This paper describes they modifications the authors made to the Reno version of the TCP protocol as implemented in BSD Unix in order to improve the behavior of the protocol in the face of network congestion.
They describe three major improvements to the TCP protocol, all of which affect the sender only, which makes this modification desirable from a deployment point of view:
- The first mechanism modifies the retransmission behavior. Reno retransmits only when a coarse-grain timer event occurs or when it receives a certain number of duplicate ACKs. The problem with this is that these events do not occur very quickly and thus harm throughput as the sender waits to retransmit data. Vegas improves on this by timestamping segments and using ACKs as a trigger to check the timestamps on the next relevant segment against the RTT. This enables it to retransmit much sooner than waiting for a number of duplicate ACKs, in some cases even before it has received one duplicate ACK. This had the effect of reducing the number of coarse-grain timeouts by half, which they showed could have a considerable effect on throughput (19% if all coarse-grain timeouts could be removed).

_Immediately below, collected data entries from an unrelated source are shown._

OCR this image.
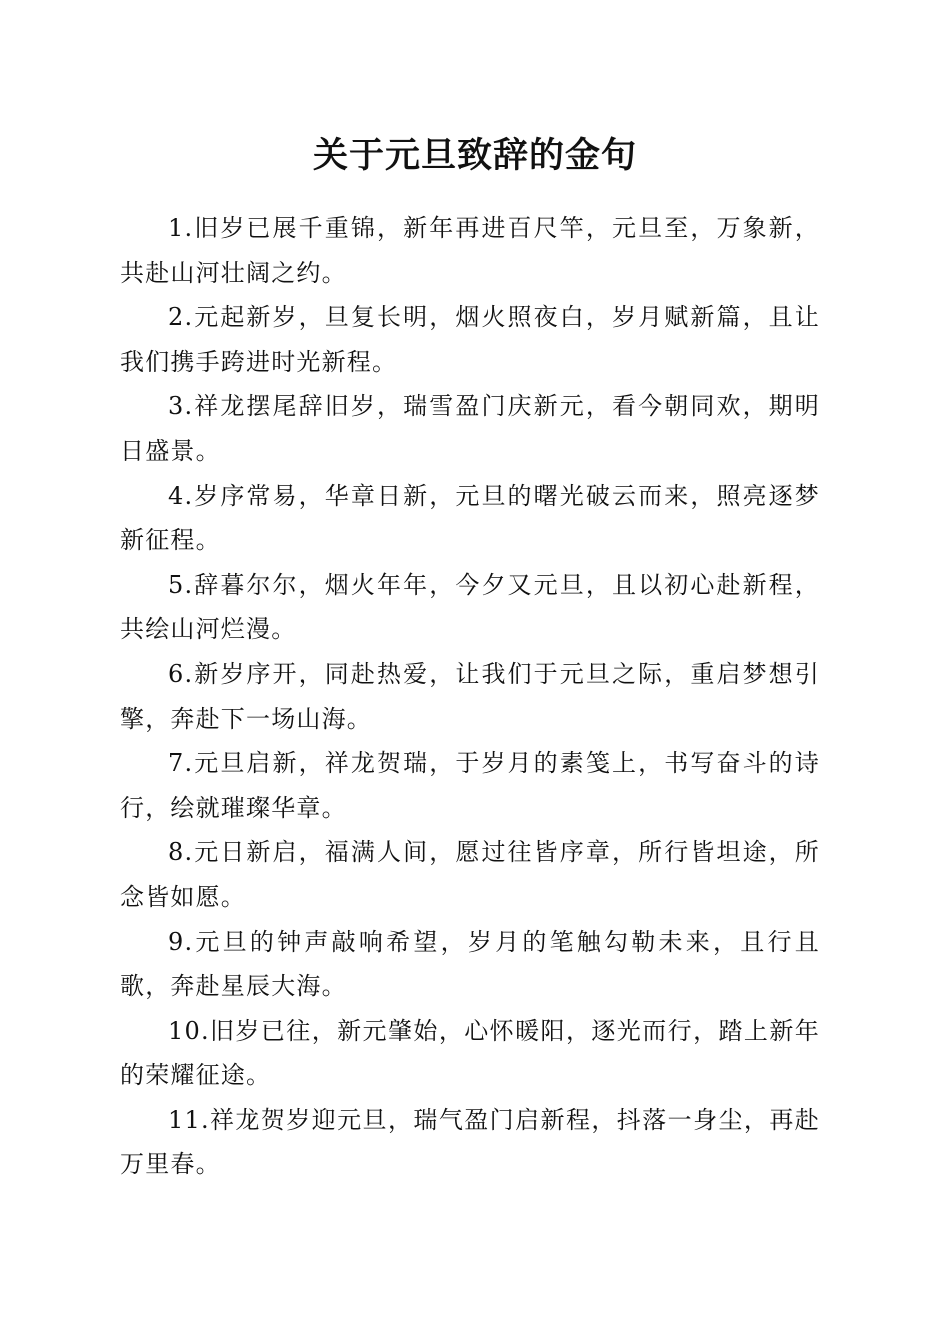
关于元旦致辞的金句

1.旧岁已展千重锦，新年再进百尺竿，元旦至，万象新，共赴山河壮阔之约。

2.元起新岁，旦复长明，烟火照夜白，岁月赋新篇，且让我们携手跨进时光新程。

3.祥龙摆尾辞旧岁，瑞雪盈门庆新元，看今朝同欢，期明日盛景。

4.岁序常易，华章日新，元旦的曙光破云而来，照亮逐梦新征程。

5.辞暮尔尔，烟火年年，今夕又元旦，且以初心赴新程，共绘山河烂漫。

6.新岁序开，同赴热爱，让我们于元旦之际，重启梦想引擎，奔赴下一场山海。

7.元旦启新，祥龙贺瑞，于岁月的素笺上，书写奋斗的诗行，绘就璀璨华章。

8.元日新启，福满人间，愿过往皆序章，所行皆坦途，所念皆如愿。

9.元旦的钟声敲响希望，岁月的笔触勾勒未来，且行且歌，奔赴星辰大海。

10.旧岁已往，新元肇始，心怀暖阳，逐光而行，踏上新年的荣耀征途。

11.祥龙贺岁迎元旦，瑞气盈门启新程，抖落一身尘，再赴万里春。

- The second mechanism involves how Vegas deals with congestion. Reno tends to be very reactive to congestion, and in fact it relies on generating some amount of congestion in order to determine the bandwidth of the network. Clearly, this is less than desirable, so Vegas takes a more proactive approach. It measures the achieved throughput versus the theoretical maximum throughput (measured in terms of RTT and window size), and then changes the congestion window to keep the achieved throughput between two thresholds which are relative to the theoretical maximum. The version that the authors settle on tries to keep between one and three buffers in use through the bottleneck router. They try to use at least one so that they can adapt to the bottleneck bandwidth increasing, and restrict it to three to keep from overrunning the bottleneck. This is probably the most important contribution of this paper, since it allows an increase in throughput while reducing the load on the bottleneck router relative to Reno.

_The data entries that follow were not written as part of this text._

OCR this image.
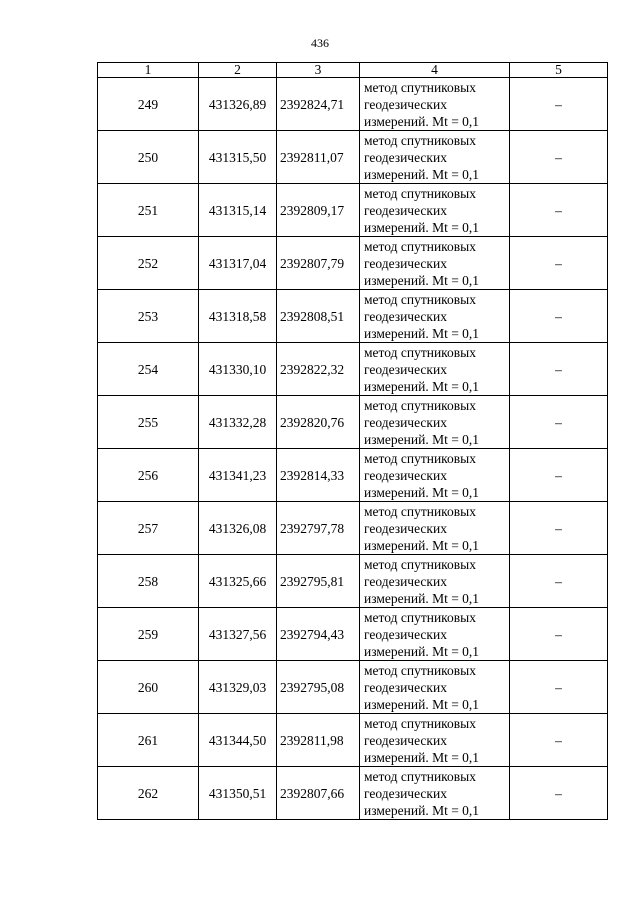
436
1	2	3	4	5
249	431326,89	2392824,71	метод спутниковых
геодезических
измерений. Mt = 0,1	–
250	431315,50	2392811,07	метод спутниковых
геодезических
измерений. Mt = 0,1	–
251	431315,14	2392809,17	метод спутниковых
геодезических
измерений. Mt = 0,1	–
252	431317,04	2392807,79	метод спутниковых
геодезических
измерений. Mt = 0,1	–
253	431318,58	2392808,51	метод спутниковых
геодезических
измерений. Mt = 0,1	–
254	431330,10	2392822,32	метод спутниковых
геодезических
измерений. Mt = 0,1	–
255	431332,28	2392820,76	метод спутниковых
геодезических
измерений. Mt = 0,1	–
256	431341,23	2392814,33	метод спутниковых
геодезических
измерений. Mt = 0,1	–
257	431326,08	2392797,78	метод спутниковых
геодезических
измерений. Mt = 0,1	–
258	431325,66	2392795,81	метод спутниковых
геодезических
измерений. Mt = 0,1	–
259	431327,56	2392794,43	метод спутниковых
геодезических
измерений. Mt = 0,1	–
260	431329,03	2392795,08	метод спутниковых
геодезических
измерений. Mt = 0,1	–
261	431344,50	2392811,98	метод спутниковых
геодезических
измерений. Mt = 0,1	–
262	431350,51	2392807,66	метод спутниковых
геодезических
измерений. Mt = 0,1	–
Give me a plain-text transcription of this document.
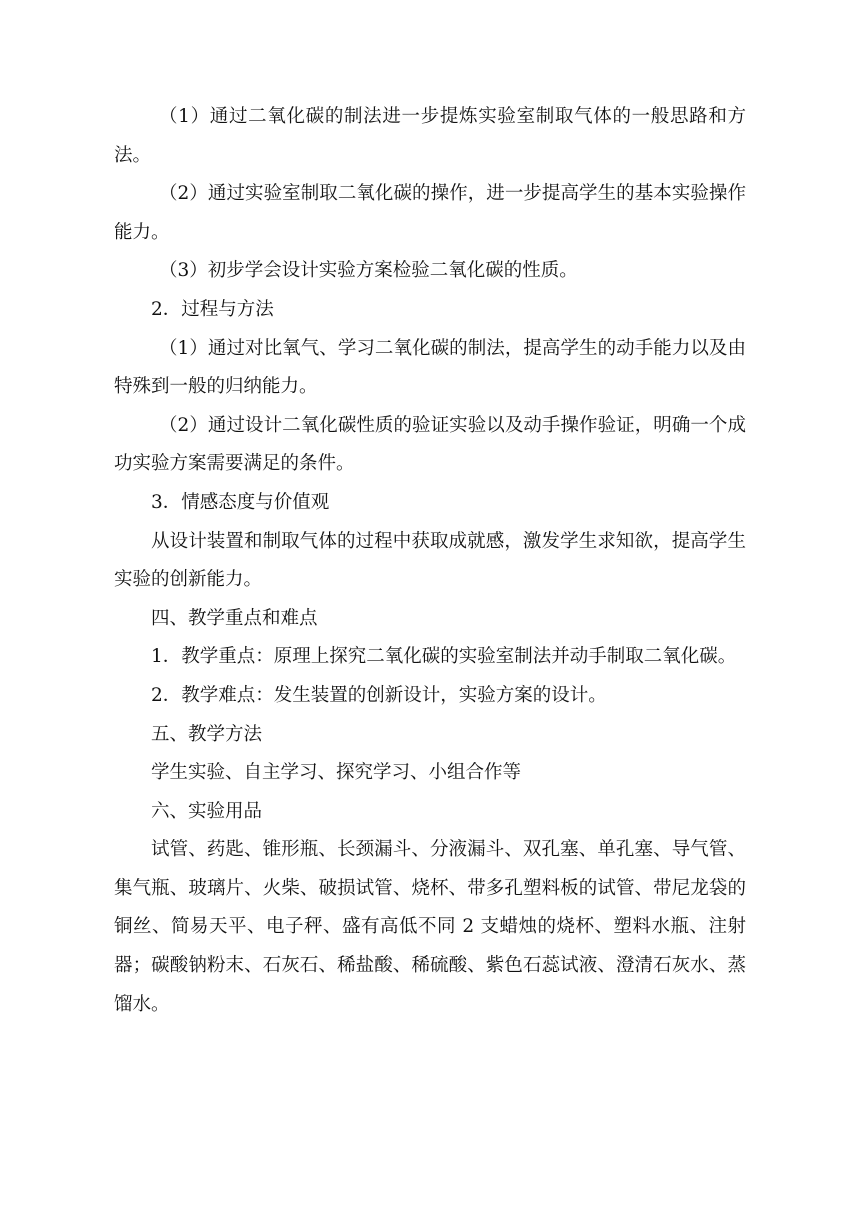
（1）通过二氧化碳的制法进一步提炼实验室制取气体的一般思路和方法。

（2）通过实验室制取二氧化碳的操作，进一步提高学生的基本实验操作能力。

（3）初步学会设计实验方案检验二氧化碳的性质。

2．过程与方法

（1）通过对比氧气、学习二氧化碳的制法，提高学生的动手能力以及由特殊到一般的归纳能力。

（2）通过设计二氧化碳性质的验证实验以及动手操作验证，明确一个成功实验方案需要满足的条件。

3．情感态度与价值观

从设计装置和制取气体的过程中获取成就感，激发学生求知欲，提高学生实验的创新能力。

四、教学重点和难点

1．教学重点：原理上探究二氧化碳的实验室制法并动手制取二氧化碳。

2．教学难点：发生装置的创新设计，实验方案的设计。

五、教学方法

学生实验、自主学习、探究学习、小组合作等

六、实验用品

试管、药匙、锥形瓶、长颈漏斗、分液漏斗、双孔塞、单孔塞、导气管、集气瓶、玻璃片、火柴、破损试管、烧杯、带多孔塑料板的试管、带尼龙袋的铜丝、简易天平、电子秤、盛有高低不同 2 支蜡烛的烧杯、塑料水瓶、注射器；碳酸钠粉末、石灰石、稀盐酸、稀硫酸、紫色石蕊试液、澄清石灰水、蒸馏水。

- The third mechanism involves the slow-start behavior of TCP. Their mechanism in many ways mimics the congestion avoidance mechanism described above in that it measures achieved throughput versus expected throughput and uses that threshold to switch from exponential to linear segment growth in order to mitigate overrunning the bandwidth of the network. This provides the same general slow-start behavior without generating nearly as much packet loss as Reno does during its slow-start period. Their performance numbers show that Reno’s packet loss numbers flatten out over time because of the relatively large amount of packet loss during the initial slow-start. In contrast, Vegas’s packet loss numbers scale linearly with transfer size, which indicates that there is no additional penalty incurred by its slow-start mechanism.
In addition to the performance validations performed for the three major enhancements, the authors also performed fairness, stability, and queue behavior experiements to ensure that Vegas would not harm existing Internet users as a result of small- or large-scale deployment. All of these experiments show that Vegas either outperforms, or at least does not significantly underperform Reno in all of the various metrics tested.

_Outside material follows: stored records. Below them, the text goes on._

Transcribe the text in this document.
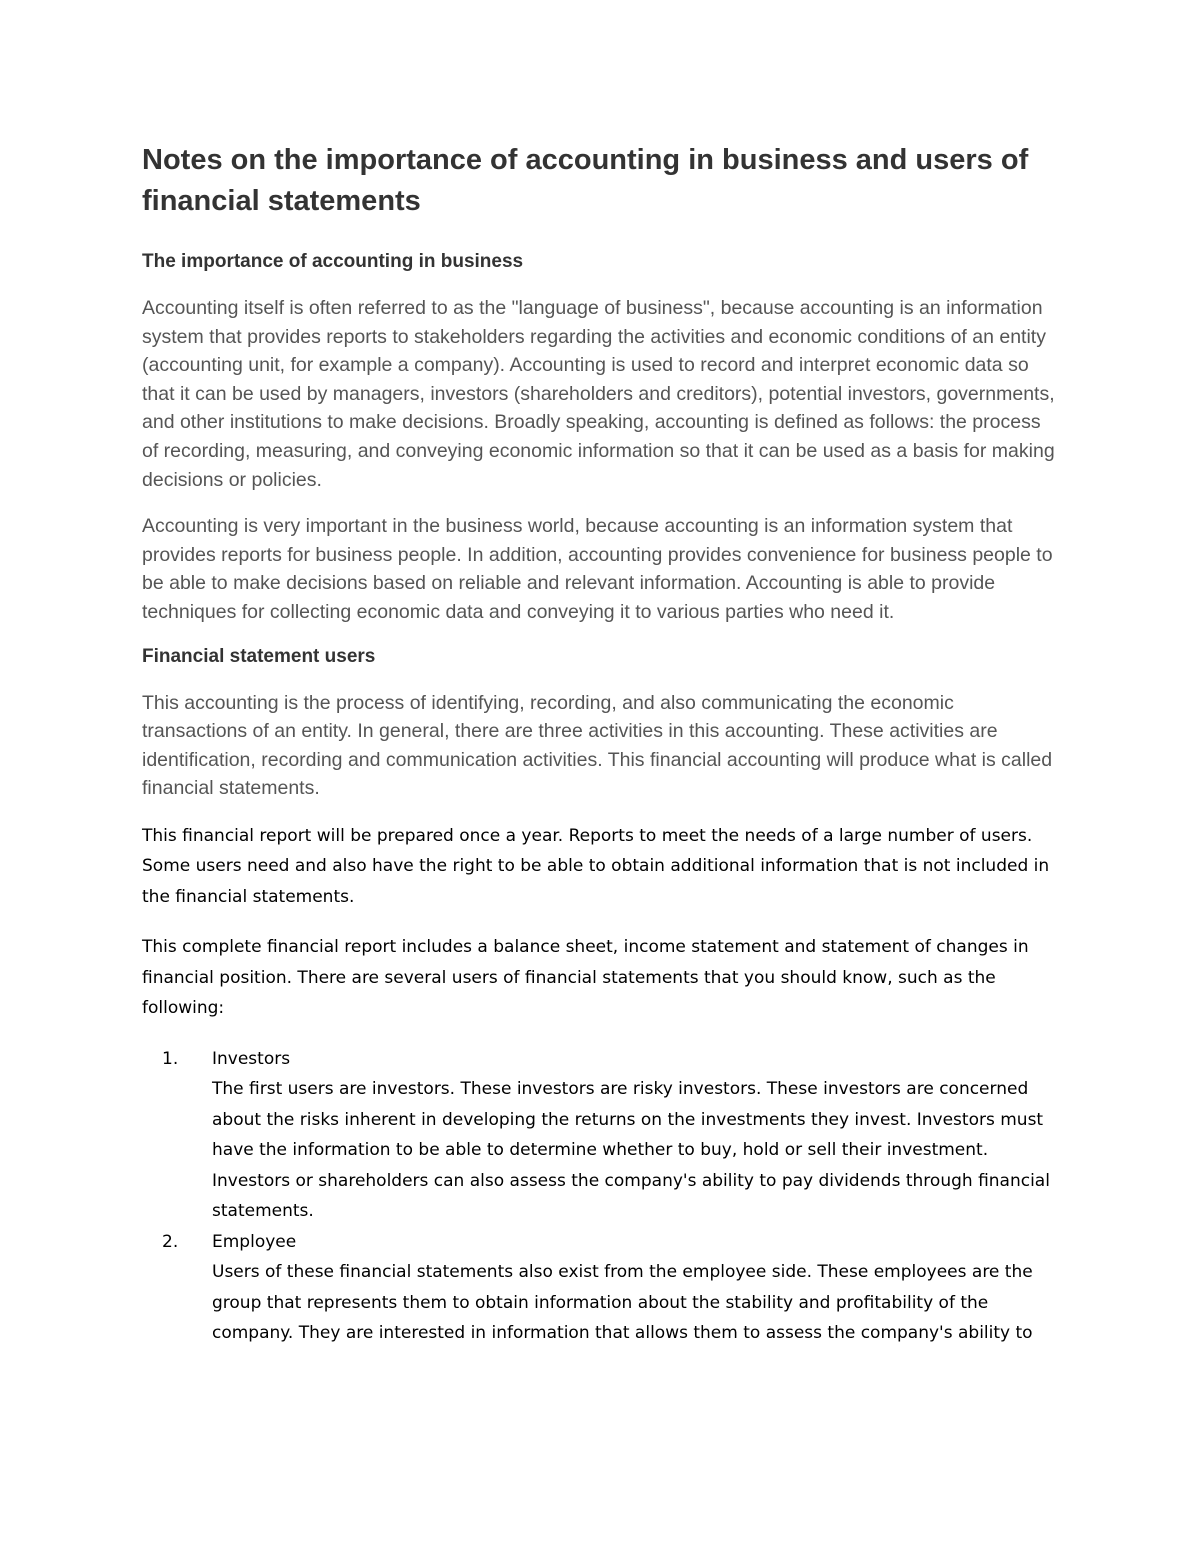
Notes on the importance of accounting in business and users of financial statements
The importance of accounting in business

Accounting itself is often referred to as the "language of business", because accounting is an information system that provides reports to stakeholders regarding the activities and economic conditions of an entity (accounting unit, for example a company). Accounting is used to record and interpret economic data so that it can be used by managers, investors (shareholders and creditors), potential investors, governments, and other institutions to make decisions. Broadly speaking, accounting is defined as follows: the process of recording, measuring, and conveying economic information so that it can be used as a basis for making decisions or policies.

Accounting is very important in the business world, because accounting is an information system that provides reports for business people. In addition, accounting provides convenience for business people to be able to make decisions based on reliable and relevant information. Accounting is able to provide techniques for collecting economic data and conveying it to various parties who need it.

Financial statement users

This accounting is the process of identifying, recording, and also communicating the economic transactions of an entity. In general, there are three activities in this accounting. These activities are identification, recording and communication activities. This financial accounting will produce what is called financial statements.

This financial report will be prepared once a year. Reports to meet the needs of a large number of users. Some users need and also have the right to be able to obtain additional information that is not included in the financial statements.

This complete financial report includes a balance sheet, income statement and statement of changes in financial position. There are several users of financial statements that you should know, such as the following:

1. Investors
The first users are investors. These investors are risky investors. These investors are concerned about the risks inherent in developing the returns on the investments they invest. Investors must have the information to be able to determine whether to buy, hold or sell their investment. Investors or shareholders can also assess the company's ability to pay dividends through financial statements.
2. Employee
Users of these financial statements also exist from the employee side. These employees are the group that represents them to obtain information about the stability and profitability of the company. They are interested in information that allows them to assess the company's ability to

The main weakness of this paper is that the experiments were all relatively small-scale. This is probably an artifact of the age of the paper, but the Internet is so much larger than it was then, with so many different classes of traffic, that their performance numbers may not be as meaningful in a modern context. I would like to see their experiments rerun with modern bandwidth-delay products on the Internet today.
Future research in this field should examine the remaining performance left “on the table” in terms of TCP transmissions to determine the best parts of the protocol to improve. This paper focused exclusively on the sender’s side of the transmission, which makes their performance numbers all the more impressive. Even though the receiver is supposed to be passive in TCP, it might be interesting to see what kinds of further performance gains could be achieved by collusion between sender and receiver, with each taking an active role in maximizing throughput.